- San Francisco voters will decide this November whether to add a surcharge to trips taken through ride-hailing companies under a ballot measure approved Tuesday by the city’s Board of Supervisors.
- If approved by two-thirds of voters at the ballot box, the tax would impose a 3.25% surcharge on all individual rides and a 1.5% surcharge on shared rides that originate in the city. Rides in electric vehicles (EVs) would have a surcharge of 1.5%, regardless of whether they are individual or shared, in order to encourage the use of EVs. The tax would go into effect on January 1, 2020, if passed.
- The measure, introduced by Supervisor Aaron Peskin, would generate an estimated $35 million a year for the city, to be spent on transit and street safety projects. It also has the support of both Uber and Lyft, which collaborated with Peskin and Mayor London Breed on drafting the plan.
If passed, this surcharge on ride-hailing would be another bold city-level step in trying to get a handle on congestion and a continuously disruptive industry. It follows in the footsteps of cities like Chicago, which imposed a ride-hailing tax in 2015 and increased the tax in 2018 to fund public transit initiatives, and Washington, DC, which approved a 5% ride-hailing tax last summer to fund the Metro transit system.
The moves in San Francisco are not as wide-reaching as New York City’s regulations on ride-hailing, however, which implemented a minimum wage for drivers and froze the issuing of new ride-hailing licenses for drivers among other initiatives.

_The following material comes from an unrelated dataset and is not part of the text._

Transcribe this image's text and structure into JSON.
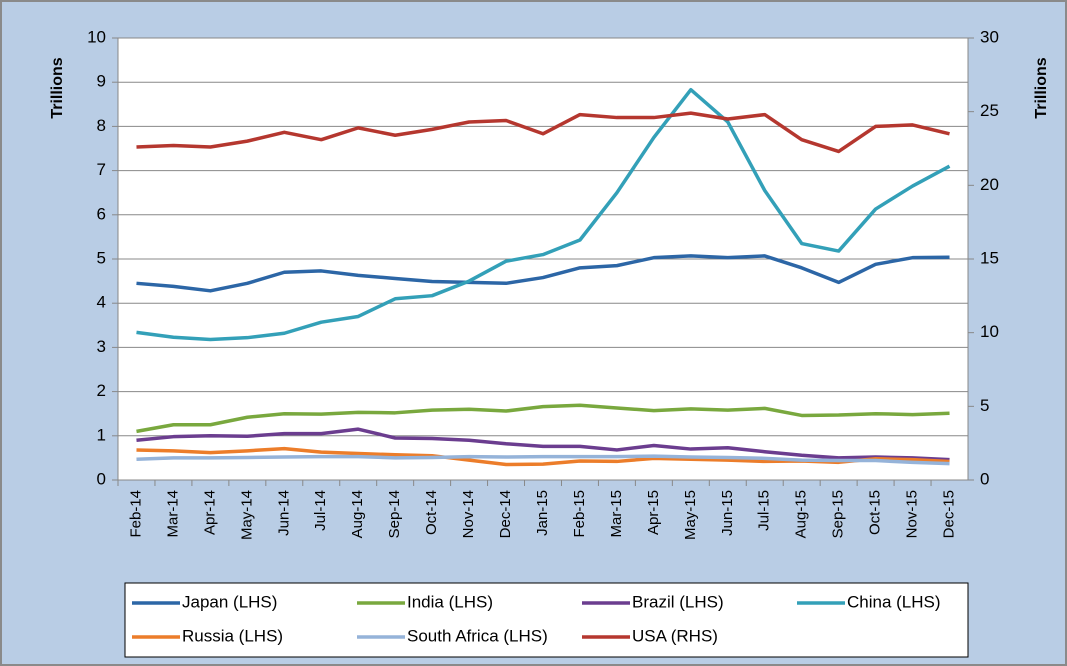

Those regulations, approved last summer, inspired similar efforts in other major cities.
The $35 million projected to be raised would be shared between two agencies: the San Francisco County Transportation Authority (SFCTA) and the San Francisco Municipal Transportation Agency (SFMTA). It could be a crucial way to help the city expand transit options as it continues to grow, and also to encourage safer street design in a similar vein to the Complete Streets initiative that has been growing at the city level and recently appeared to gain some support in Congress.
Ted Egan, the city’s chief economist, said in a report that while he could not determine the initiative’s true impact on transit or easing congestion, there appears to be a willingness among city officials to see what can be done. In a statement, Peskin said “everyone needs to be part of the solution,” and it will require intense collaboration to make the dream of lower congestion a reality.